Exercise isn’t just good for our bodies, it’s good for our minds. Studies show that regular physical activity increases happiness and self-esteem, reduces anxiety and stress, and can even lift symptoms of depression. “Exercise may very well be the most effective instant happiness booster of all activities,” writes Lyubomirsky in The How of Happiness.

Get rest

Research has consistently linked lower sleep to lower happiness. What’s more, a study of more than 900 women, led by Nobel Prize-winning psychologist Daniel Kahneman, found that getting just one more hour of sleep each night might have a greater effect on happiness than a $60,000 raise.

Pay attention

Studies show that people who practice mindfulness—the moment-by-moment awareness of our thoughts, feelings, and external circumstances—not only have stronger immune systems but are more likely to be happy and enjoy greater life satisfaction, and they are less likely to be hostile or anxious.
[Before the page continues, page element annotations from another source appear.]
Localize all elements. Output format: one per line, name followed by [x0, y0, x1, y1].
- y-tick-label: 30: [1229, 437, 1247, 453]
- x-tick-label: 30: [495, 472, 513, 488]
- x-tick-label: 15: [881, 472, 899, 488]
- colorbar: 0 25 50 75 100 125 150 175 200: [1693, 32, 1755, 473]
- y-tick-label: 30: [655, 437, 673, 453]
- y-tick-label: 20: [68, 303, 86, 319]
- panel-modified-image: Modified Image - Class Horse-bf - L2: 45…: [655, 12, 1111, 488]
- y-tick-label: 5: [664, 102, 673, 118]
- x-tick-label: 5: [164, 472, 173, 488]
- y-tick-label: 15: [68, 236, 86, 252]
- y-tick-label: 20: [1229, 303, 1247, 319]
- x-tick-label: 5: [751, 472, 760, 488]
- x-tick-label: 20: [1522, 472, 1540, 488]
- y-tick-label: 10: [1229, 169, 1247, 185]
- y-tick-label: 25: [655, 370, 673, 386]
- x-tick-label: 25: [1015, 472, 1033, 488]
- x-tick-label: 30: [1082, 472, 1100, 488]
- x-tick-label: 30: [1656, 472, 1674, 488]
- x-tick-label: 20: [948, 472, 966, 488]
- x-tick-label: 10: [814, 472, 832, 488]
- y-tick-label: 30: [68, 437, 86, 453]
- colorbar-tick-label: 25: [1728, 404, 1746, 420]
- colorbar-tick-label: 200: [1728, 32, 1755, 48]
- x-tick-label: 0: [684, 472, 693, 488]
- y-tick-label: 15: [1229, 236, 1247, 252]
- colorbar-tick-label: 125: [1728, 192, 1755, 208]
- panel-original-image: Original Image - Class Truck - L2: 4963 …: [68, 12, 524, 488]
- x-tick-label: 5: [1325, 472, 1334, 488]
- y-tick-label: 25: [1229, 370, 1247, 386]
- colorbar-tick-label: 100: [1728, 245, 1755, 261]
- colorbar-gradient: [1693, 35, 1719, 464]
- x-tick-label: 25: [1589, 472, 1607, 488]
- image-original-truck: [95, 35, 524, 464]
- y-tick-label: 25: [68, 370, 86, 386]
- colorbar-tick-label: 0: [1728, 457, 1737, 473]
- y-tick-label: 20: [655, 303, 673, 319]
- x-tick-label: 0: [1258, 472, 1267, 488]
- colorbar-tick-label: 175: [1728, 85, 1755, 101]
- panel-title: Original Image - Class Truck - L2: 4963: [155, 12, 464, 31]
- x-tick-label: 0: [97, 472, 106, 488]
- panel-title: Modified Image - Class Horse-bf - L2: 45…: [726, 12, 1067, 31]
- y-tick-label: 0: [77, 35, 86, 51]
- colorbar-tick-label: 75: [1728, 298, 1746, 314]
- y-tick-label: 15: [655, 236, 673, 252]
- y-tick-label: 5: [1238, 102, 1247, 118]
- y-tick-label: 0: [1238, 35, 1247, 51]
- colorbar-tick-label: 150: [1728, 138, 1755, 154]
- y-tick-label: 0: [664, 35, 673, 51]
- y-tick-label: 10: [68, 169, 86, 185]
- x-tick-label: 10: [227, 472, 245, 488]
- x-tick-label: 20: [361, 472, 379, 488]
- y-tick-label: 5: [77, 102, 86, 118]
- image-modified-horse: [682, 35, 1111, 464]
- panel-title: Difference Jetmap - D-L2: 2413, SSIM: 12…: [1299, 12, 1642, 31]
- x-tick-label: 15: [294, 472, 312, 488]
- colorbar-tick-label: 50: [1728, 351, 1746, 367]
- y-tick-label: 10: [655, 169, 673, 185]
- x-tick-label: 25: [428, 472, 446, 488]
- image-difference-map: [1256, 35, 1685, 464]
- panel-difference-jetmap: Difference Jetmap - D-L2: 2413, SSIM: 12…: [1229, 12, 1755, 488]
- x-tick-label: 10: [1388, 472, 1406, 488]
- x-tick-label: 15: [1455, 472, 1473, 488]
Pioneering research by Richard Davidson, Jon Kabat-Zinn, and others has found that a basic eight-week mindfulness training program can significantly improve our physical and psychological well-being.

In the end, it’s important to keep finding and developing the right fit. The practice of cultivating happiness is not “one size fits all.” Understanding ourselves better can help us choose habits that align with our personality, situation, and goals. 

Let’s all walk together into a happier 2021. It is in our hands.